Symbolic events. With regard to the programme of the visit, the Patriarch highlighted “the symbolic value of the inter-religious meeting at the Plain of Ur, the prayer of suffrage for the victims of the war at Hosh al-Bieaa (Church Square) in Mosul, and the Angelus prayer in Qaraqosh. Ur stands as a symbol of Abraham, the father of the faith. Faith, not religion. Faith means the one and only God for Christians, Jews and Muslims. ”

We are united in the faith in one God, brothers in faith and in humanity”.

“We must therefore bear witness to the fact that faith is not an agent of conflict but one of harmonious living together. The prayer in Mosul, its historic centre destroyed, represents the evil of violence and war, of fundamentalism and terrorism. Violence never resolves problems, far from it. Dialogue is the only way forward”, the Patriarch said.

The visit to Nineveh, in Qaraqosh, also carries a symbolic value: “This is where Christians were forced to flee by ISIS, leaving everything behind. They are now returning, and with great joy they will be able to meet and listen to the Pope who will encourage them to stay and return to hope in a brighter future. But hope also requires practical cooperation with others to build that future.

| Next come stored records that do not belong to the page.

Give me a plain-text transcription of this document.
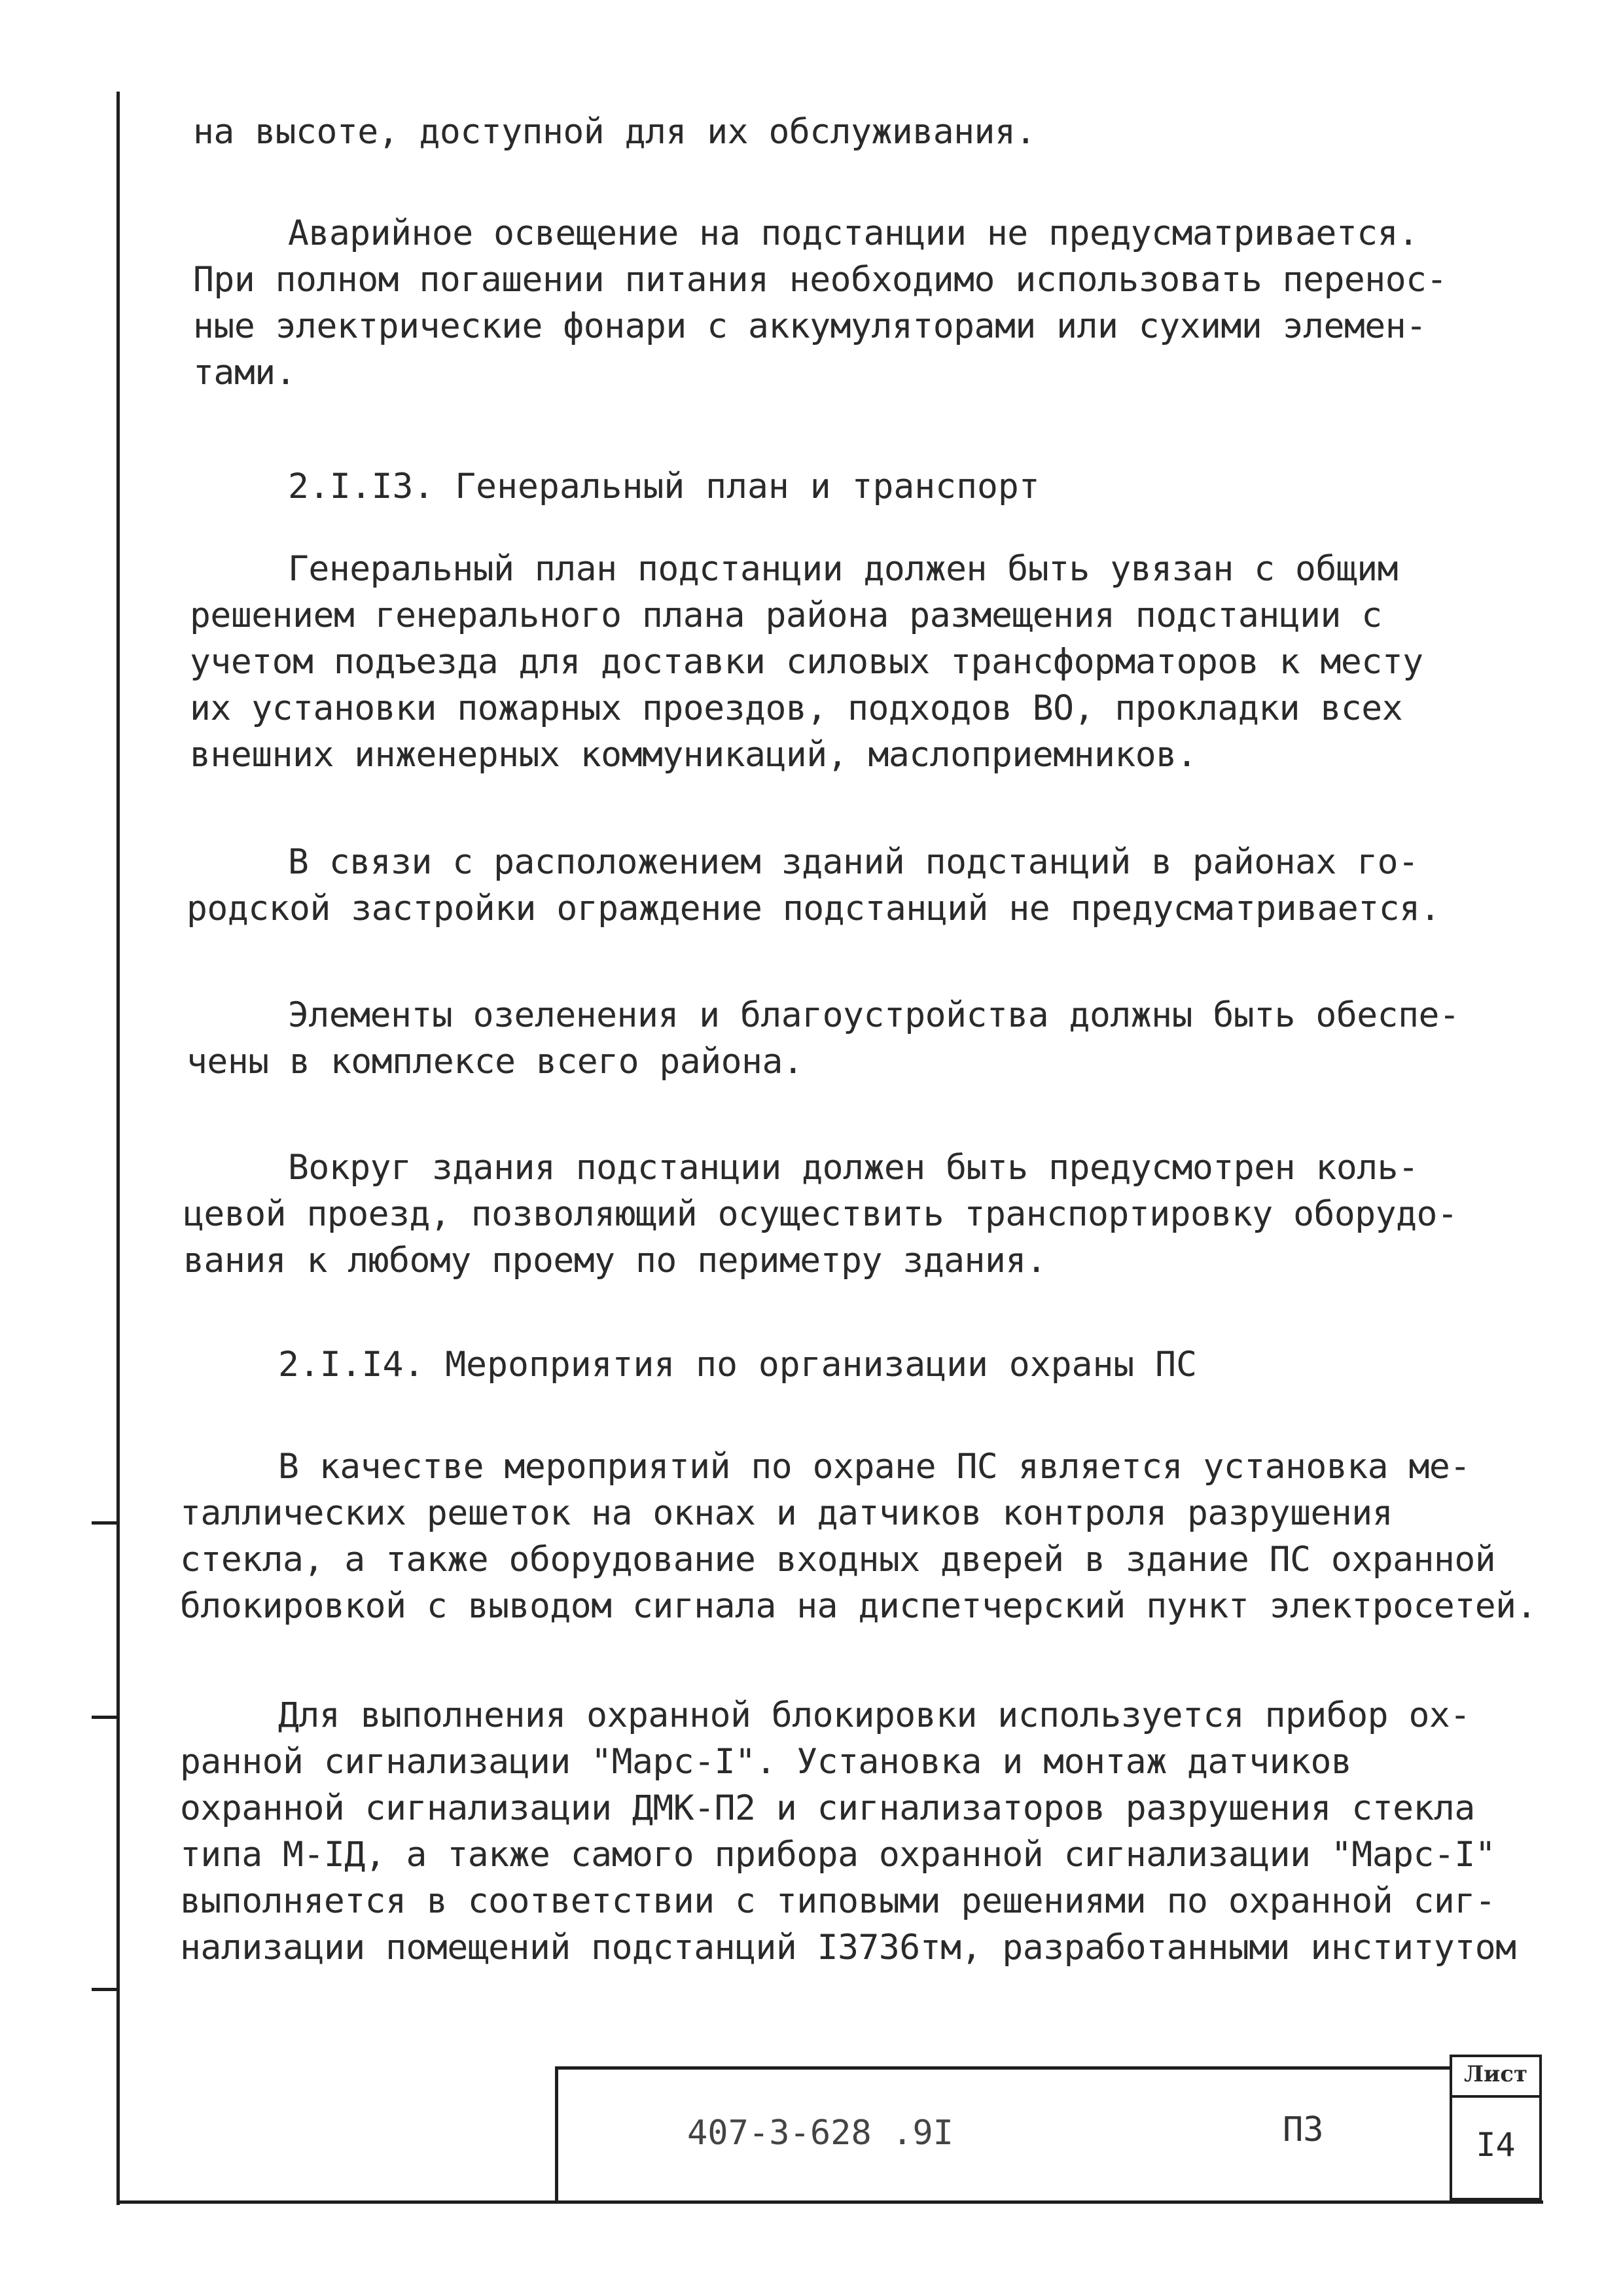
на высоте, доступной для их обслуживания.
Аварийное освещение на подстанции не предусматривается.
При полном погашении питания необходимо использовать перенос-
ные электрические фонари с аккумуляторами или сухими элемен-
тами.
2.I.I3. Генеральный план и транспорт
Генеральный план подстанции должен быть увязан с общим
решением генерального плана района размещения подстанции с
учетом подъезда для доставки силовых трансформаторов к месту
их установки пожарных проездов, подходов ВО, прокладки всех
внешних инженерных коммуникаций, маслоприемников.
В связи с расположением зданий подстанций в районах го-
родской застройки ограждение подстанций не предусматривается.
Элементы озеленения и благоустройства должны быть обеспе-
чены в комплексе всего района.
Вокруг здания подстанции должен быть предусмотрен коль-
цевой проезд, позволяющий осуществить транспортировку оборудо-
вания к любому проему по периметру здания.
2.I.I4. Мероприятия по организации охраны ПС
В качестве мероприятий по охране ПС является установка ме-
таллических решеток на окнах и датчиков контроля разрушения
стекла, а также оборудование входных дверей в здание ПС охранной
блокировкой с выводом сигнала на диспетчерский пункт электросетей.
Для выполнения охранной блокировки используется прибор ох-
ранной сигнализации "Марс-I". Установка и монтаж датчиков
охранной сигнализации ДМК-П2 и сигнализаторов разрушения стекла
типа М-ІД, а также самого прибора охранной сигнализации "Марс-I"
выполняется в соответствии с типовыми решениями по охранной сиг-
нализации помещений подстанций I3736тм, разработанными институтом
407-3-628 .9I	ПЗ
Лист
I4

Criticism on social media. The visit is eagerly awaited, but there is also “criticism expressed on social media” – said the Chaldean Patriarch in a statement released by the Patriarchate. “The Pope will not have the opportunity to visit all Christian cities and shrines, nor is it his duty to ensure the return of Christians who left the Country, or to recuperate their seized properties- reads the text -. These are the responsibility of the Iraqi government, which is called to create the appropriate conditions for their return.” Pope Francis, the note continues, “will not come to solve all the problems, but rather to express his solidarity and to be there for the Iraqis. He will bring messages of love, human fraternity, reconciliation, tolerance, peace, respect for life, diversity and pluralism.” Hence the appeal to “all those who have been criticising the visit on social media, to be more positive. We call on everyone to pray for the Pope and for the success of the visit for the good of the Country and its people. Should the Pope not come,” Card. Mar Sako concludes, “it would be a great disappointment for everyone.”